Next in a series of posts exploring some of the ‘roots’ and ‘routes’ of English vocabulary.
Another productive Latin source of English vocabulary is the verb ducere (‘lead’) and its past participle stem duct-. A duke, for example (related words: ducal, duchess, duchy, dukedom), was originally a kind of ‘leader’.
Some ‘duct‘ words share the basic idea of channelling, or ‘leading’, fluids in a particular direction – e.g. duct, aqueduct, conduit; viaduct is modelled on aqueduct. A conduit can also be a tube through which electrical wires pass – not surprisingly, since we talk about an electrical ‘current’, as if electricity was a fluid; similarly, a conductor is, among other things, a substance through which electricity can be ‘led’, or can flow.
Another sense of conductor is the person who ‘leads’ or directs the performance of an orchestra or choir. (An orchestra also has a ‘leader’, the principal first violinist.)
To produce was originally to ‘lead forward’ and thus to bring into view, and it still retains this meaning along with its now more common metaphorical sense of making or creating something.

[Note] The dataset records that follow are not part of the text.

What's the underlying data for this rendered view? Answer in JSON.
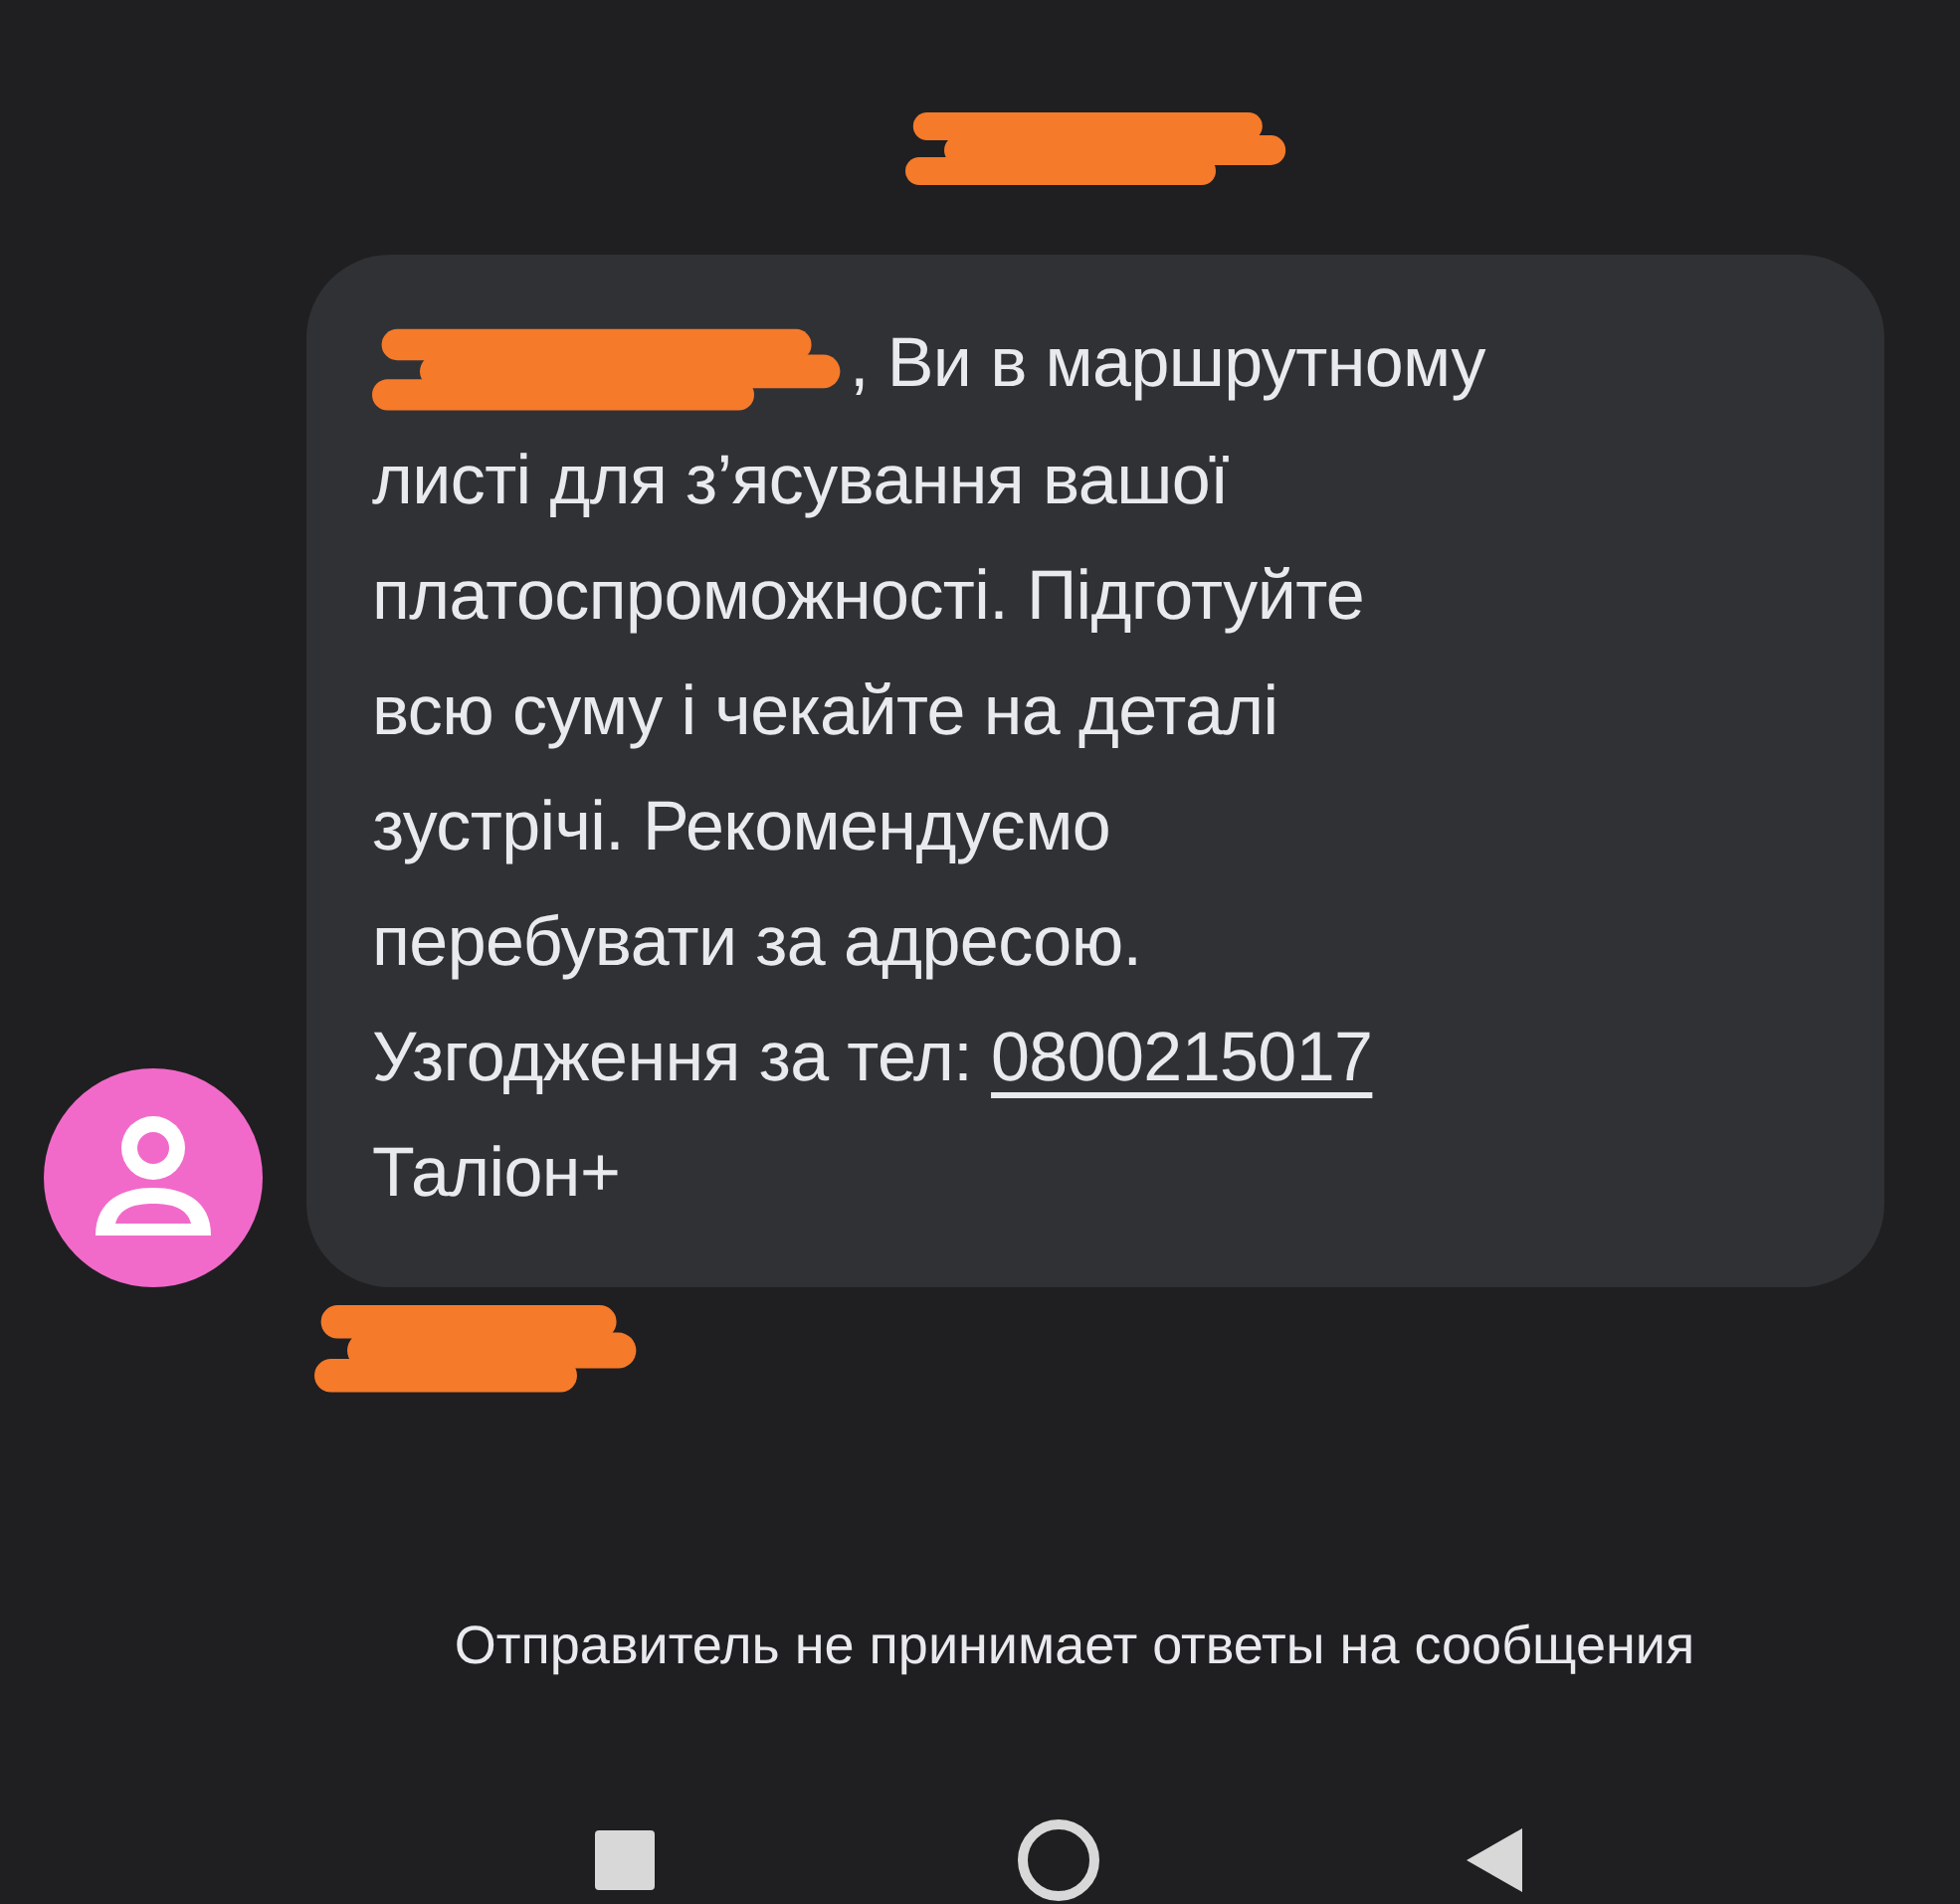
{
  "message": {
    "lines": [
      ", Ви в маршрутному",
      "листі для з’ясування вашої",
      "платоспроможності. Підготуйте",
      "всю суму і чекайте на деталі",
      "зустрічі. Рекомендуємо",
      "перебувати за адресою."
    ],
    "phone_label": "Узгодження за тел:",
    "phone": "0800215017",
    "signature": "Таліон+"
  },
  "notice": "Отправитель не принимает ответы на сообщения"
}
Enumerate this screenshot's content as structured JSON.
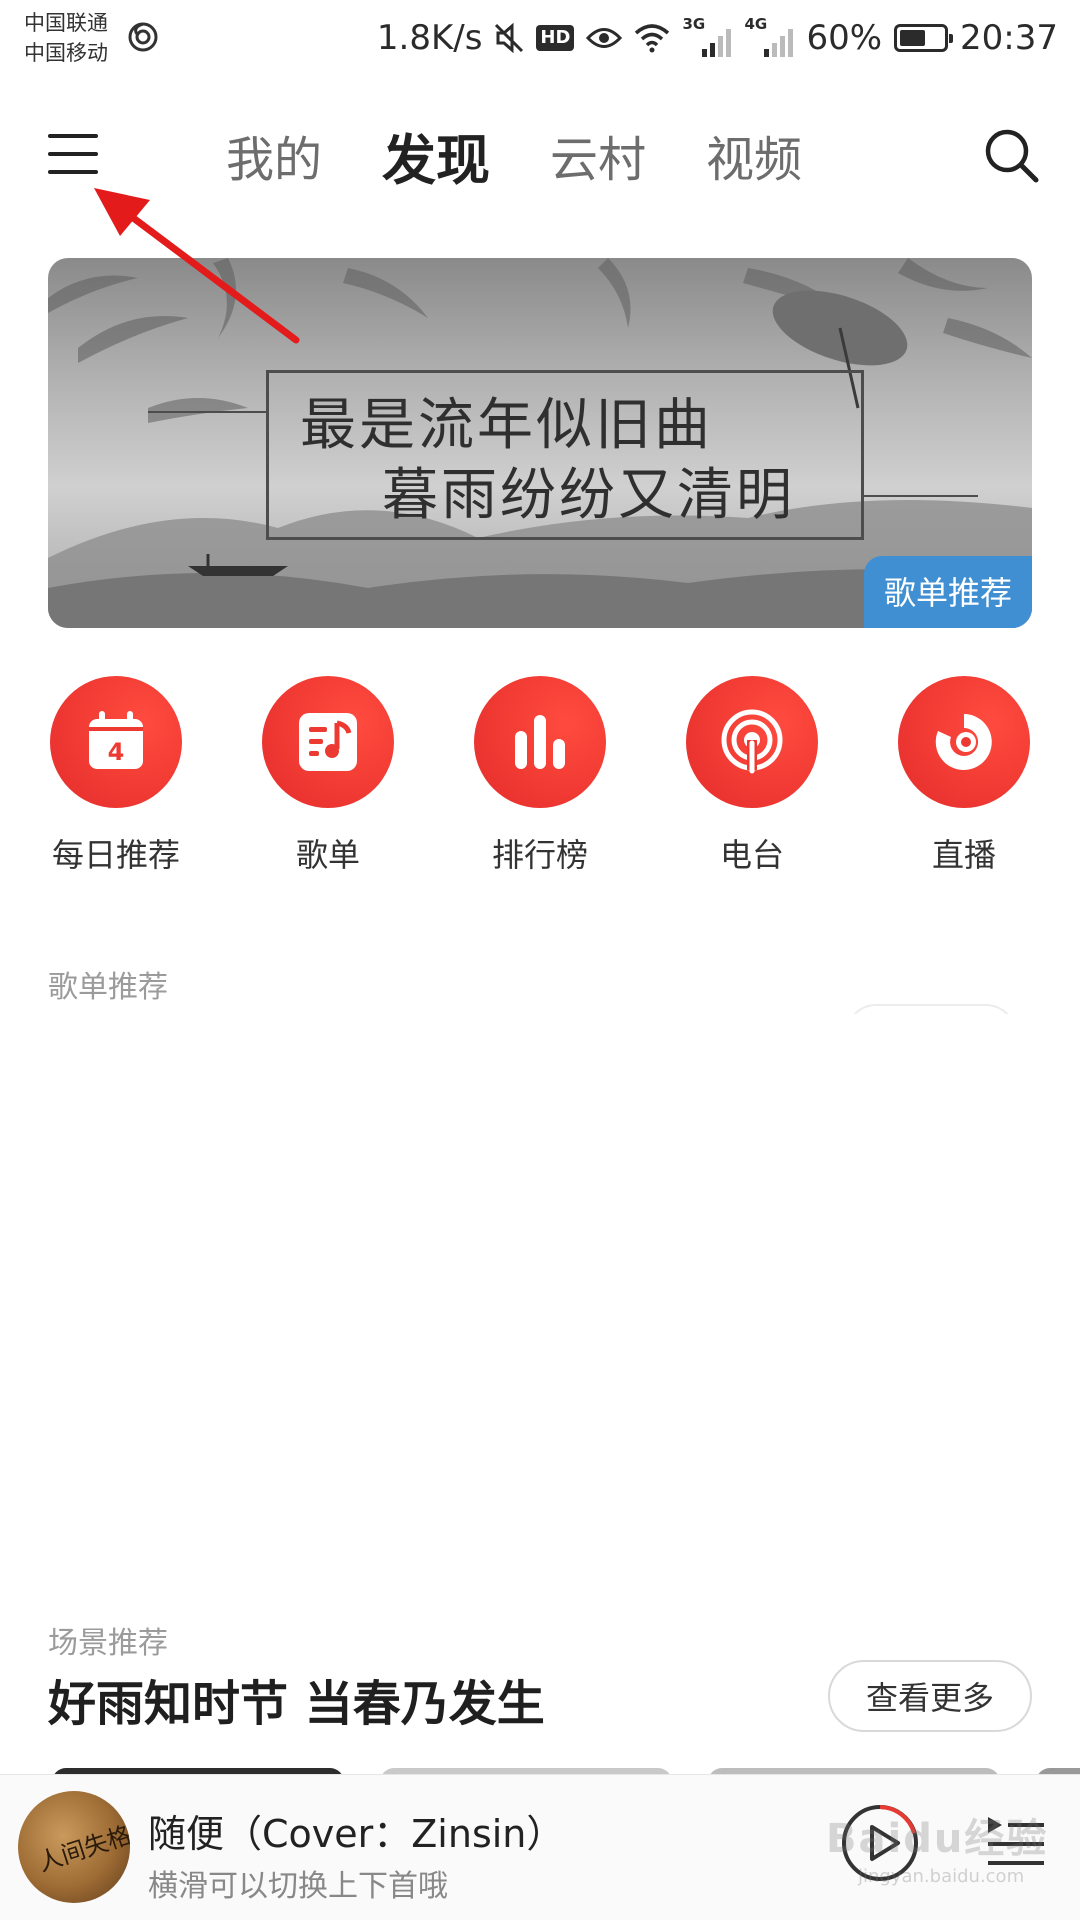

Deduce and deduct originally shared the sense of ‘leading down’ or ‘leading away’, but their meanings have diverged.
To introduce is to ‘lead in’, and the noun ‘lead-in’ is a synonym of some senses of introduction.
The verb educate contains the original meaning of ‘leading forth’, and this etymology is sometimes adduced in support of the argument that the purpose of education should be to enable children’s innate abilities to emerge and develop. Unfortunately, however, it doesn’t actually provide very convincing support, since the current meanings of words have often wandered a long way from their original meanings. It would be equally possible to deduce, on etymological grounds, that a school should be a place of leisure!
It might be supposed that reduce would mean ‘lead back’, and indeed it did once, but it has left this meaning behind, and its etymology provides no support for its current meaning. Fortunately that doesn’t matter, because you know the word reduce anyway. If you don’t know the word subduction, though, awareness that sub+duct means ‘lead below’ might be conducive to remembering that a subduction zone is a region where one tectonic plate is slowly disappearing below another.
Other words in this set, with their etymological senses, include:
abduct | lead away |
induce | lead in |
seduce | lead aside, astray |
Notice the pattern consisting of a verb formed with duce and a corresponding noun and adjective formed with duct:
deduce | deduction | deductive |
induce | induction | inductive |
produce | production | productive |
reduce | reduction | reductive |
seduce | seduction | seductive |
In all these cases, the stress falls on the duce or duct.
But there are also exceptions and additional forms such as the verbs ab’duct, con’duct, de’duct and in’duct, the nouns ‘conduct, conduc’tivity, in’ducement, ‘produce and ‘product and the adjective intro’ductory.
Next in this series: moon

When I first read the title of your piece, Jonathan, I read it as the Italian ‘duce’, the title given to Mussolini by his fascist followers. That comes from the Latin ‘dux’, meaning leader, as does the Venetian term ‘doge’.
Thanks, Liz – il Duce was actually slated for an appearance in the post, but was given the chop at the last minute. The Doge connection hadn’t occurred to me, though.